Dopo l’exploit iniziale l’interesse sull’argomento era andato affievolendosi.



 A riportarlo all’attenzione pubblica  sull’argomento è stato il consigliere comunale del Partito Democratico, Maurizio Salvagno, attraverso un’interrogazione presentata in Consiglio Comunale lo scorso 13 ottobre, nella quale ha chiesto chiarimenti sullo stato di avanzamento del progetto.

Nel rispondere, il sindaco ha ricostruito le tappe percorse finora, spiegando come Chioggia sia stata inserita nei piani di sviluppo di Enac come possibile hub per la sperimentazione delle nuove tecnologie legate alla mobilità aerea avanzata.

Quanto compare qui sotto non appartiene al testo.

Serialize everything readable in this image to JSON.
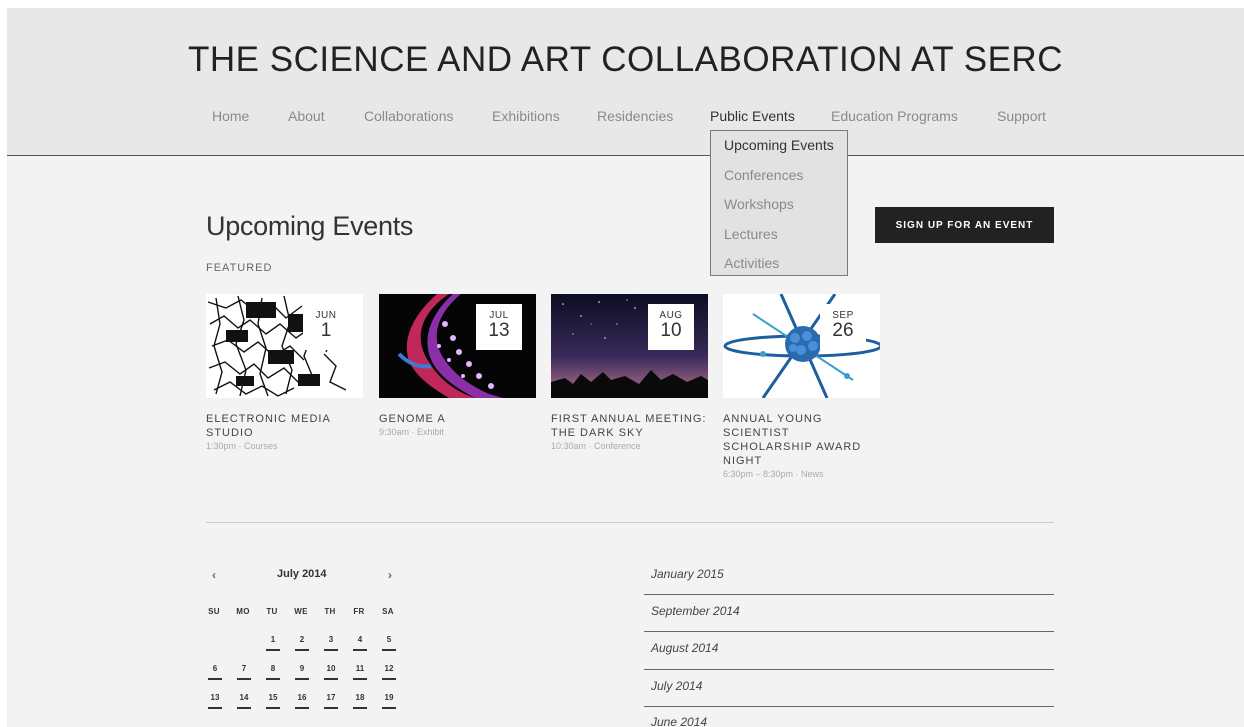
{
  "site": {
    "title": "THE SCIENCE AND ART COLLABORATION AT SERC"
  },
  "nav": {
    "items": [
      {
        "label": "Home"
      },
      {
        "label": "About"
      },
      {
        "label": "Collaborations"
      },
      {
        "label": "Exhibitions"
      },
      {
        "label": "Residencies"
      },
      {
        "label": "Public Events"
      },
      {
        "label": "Education Programs"
      },
      {
        "label": "Support"
      }
    ],
    "active": "Public Events",
    "dropdown": [
      {
        "label": "Upcoming Events"
      },
      {
        "label": "Conferences"
      },
      {
        "label": "Workshops"
      },
      {
        "label": "Lectures"
      },
      {
        "label": "Activities"
      }
    ]
  },
  "main": {
    "heading": "Upcoming Events",
    "featured_label": "FEATURED",
    "signup_label": "SIGN UP FOR AN EVENT",
    "events": [
      {
        "month": "JUN",
        "day": "1",
        "title": "ELECTRONIC MEDIA STUDIO",
        "meta": "1:30pm · Courses"
      },
      {
        "month": "JUL",
        "day": "13",
        "title": "GENOME A",
        "meta": "9:30am · Exhibit"
      },
      {
        "month": "AUG",
        "day": "10",
        "title": "FIRST ANNUAL MEETING: THE DARK SKY",
        "meta": "10:30am · Conference"
      },
      {
        "month": "SEP",
        "day": "26",
        "title": "ANNUAL YOUNG SCIENTIST SCHOLARSHIP AWARD NIGHT",
        "meta": "6:30pm – 8:30pm · News"
      }
    ]
  },
  "calendar": {
    "month_label": "July 2014",
    "prev_icon": "‹",
    "next_icon": "›",
    "weekdays": [
      "SU",
      "MO",
      "TU",
      "WE",
      "TH",
      "FR",
      "SA"
    ],
    "weeks": [
      [
        "",
        "",
        "1",
        "2",
        "3",
        "4",
        "5"
      ],
      [
        "6",
        "7",
        "8",
        "9",
        "10",
        "11",
        "12"
      ],
      [
        "13",
        "14",
        "15",
        "16",
        "17",
        "18",
        "19"
      ]
    ]
  },
  "archive": {
    "months": [
      "January 2015",
      "September 2014",
      "August 2014",
      "July 2014",
      "June 2014"
    ]
  }
}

«La prima fase di analisi e sperimentazione si è conclusa – ha dichiarato il sindaco – e ha prodotto uno studio dettagliato che sarà presentato in un'apposita commissione.»

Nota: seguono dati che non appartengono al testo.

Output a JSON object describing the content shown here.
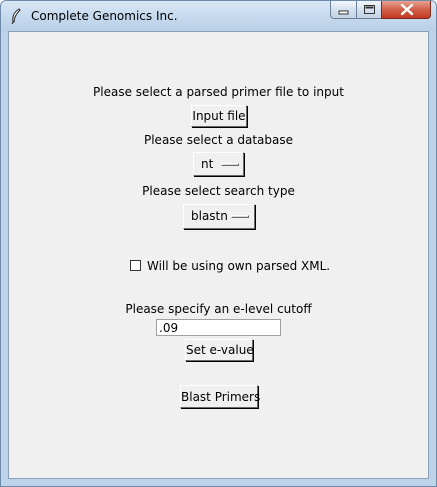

Attualmente è in corso una seconda fase di valutazione, finalizzata ad analizzare in modo approfondito le potenzialità e le alternative per la realizzazione di uno o più vertiporti nel territorio clodiense, con particolare attenzione agli aspetti operativi.

«Si tratta di una fase ancora in aggiornamento» ha precisato il primo cittadino.

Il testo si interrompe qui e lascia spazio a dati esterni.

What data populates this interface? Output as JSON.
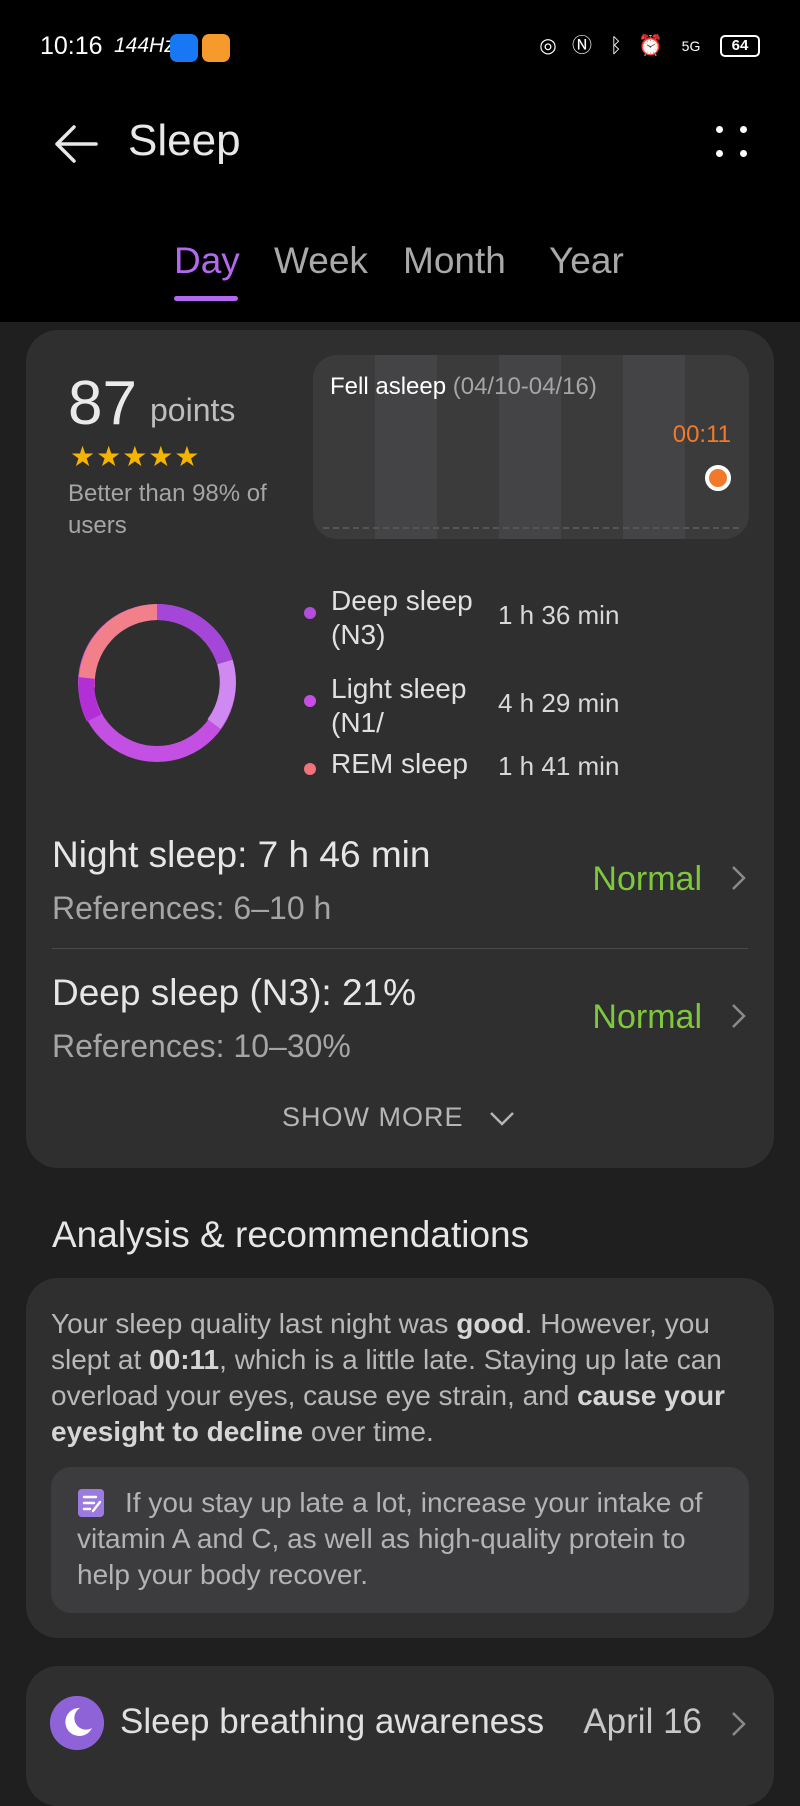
{
  "status_bar": {
    "time": "10:16",
    "refresh": "144Hz",
    "battery": "64",
    "network": "5G"
  },
  "header": {
    "title": "Sleep"
  },
  "tabs": [
    {
      "label": "Day",
      "active": true
    },
    {
      "label": "Week",
      "active": false
    },
    {
      "label": "Month",
      "active": false
    },
    {
      "label": "Year",
      "active": false
    }
  ],
  "summary": {
    "score": "87",
    "score_unit": "points",
    "stars": "★★★★★",
    "rating": 4.5,
    "comparison": "Better than 98% of users",
    "fell_asleep": {
      "label": "Fell asleep",
      "range": "(04/10-04/16)",
      "time": "00:11"
    },
    "stages": [
      {
        "name": "Deep sleep (N3)",
        "value": "1 h 36 min",
        "color": "#b34ddb"
      },
      {
        "name": "Light sleep (N1/",
        "value": "4 h 29 min",
        "color": "#c84de6"
      },
      {
        "name": "REM sleep",
        "value": "1 h 41 min",
        "color": "#f2737a"
      }
    ],
    "metrics": [
      {
        "title": "Night sleep: 7 h 46 min",
        "reference": "References: 6–10 h",
        "status": "Normal"
      },
      {
        "title": "Deep sleep (N3): 21%",
        "reference": "References: 10–30%",
        "status": "Normal"
      }
    ],
    "show_more": "SHOW MORE"
  },
  "analysis": {
    "section_title": "Analysis & recommendations",
    "p1": "Your sleep quality last night was ",
    "b1": "good",
    "p2": ". However, you slept at ",
    "b2": "00:11",
    "p3": ", which is a little late. Staying up late can overload your eyes, cause eye strain, and ",
    "b3": "cause your eyesight to decline",
    "p4": " over time.",
    "tip": "If you stay up late a lot, increase your intake of vitamin A and C, as well as high-quality protein to help your body recover."
  },
  "breathing": {
    "title": "Sleep breathing awareness",
    "date": "April 16"
  },
  "colors": {
    "accent": "#b368f0",
    "normal": "#7ec83c",
    "fell_asleep": "#f07a2a"
  }
}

Il sito individuato da Urban V – azienda costituita da Aeroporti di Roma, Gruppo Save, Aeroporto di Bologna e Aeroports de la Côte d'Azur, che sta attualmente studiando le infrastrutture per la mobilità aerea – è l’Isola dell’Unione, nello specifico l’area oggi occupata dal campo da calcio. Tuttavia, il sindaco ha sottolineato che tale sito potrà rendersi disponibile solo dopo la realizzazione della Cittadella dello Sport e il conseguente trasferimento dell’attuale impianto sportivo.

«Il campo è attualmente utilizzato da una società sportiva – ha ricordato – ed è doveroso individuare una nuova sede per l’attività prima di procedere con qualsiasi progetto legato al vertiporto.»

Nel frattempo, sono in corso studi per verificare i collegamenti con l’aeroporto e con le altre città venete. Il sindaco ha anche ricordato con orgoglio che Chioggia è stato il primo comune veneto ad avviare un dialogo con Urban V e, ancora prima, con Save.

Da parte sua, il consigliere Salvagno ha commentato: «L’interrogazione ha almeno fatto emergere qualche informazione utile, mettendo in discussione la presunta certezza della location all’Isola dell’Unione, che finora sembrava intoccabile. Ora attendiamo che la questione venga portata in commissione.»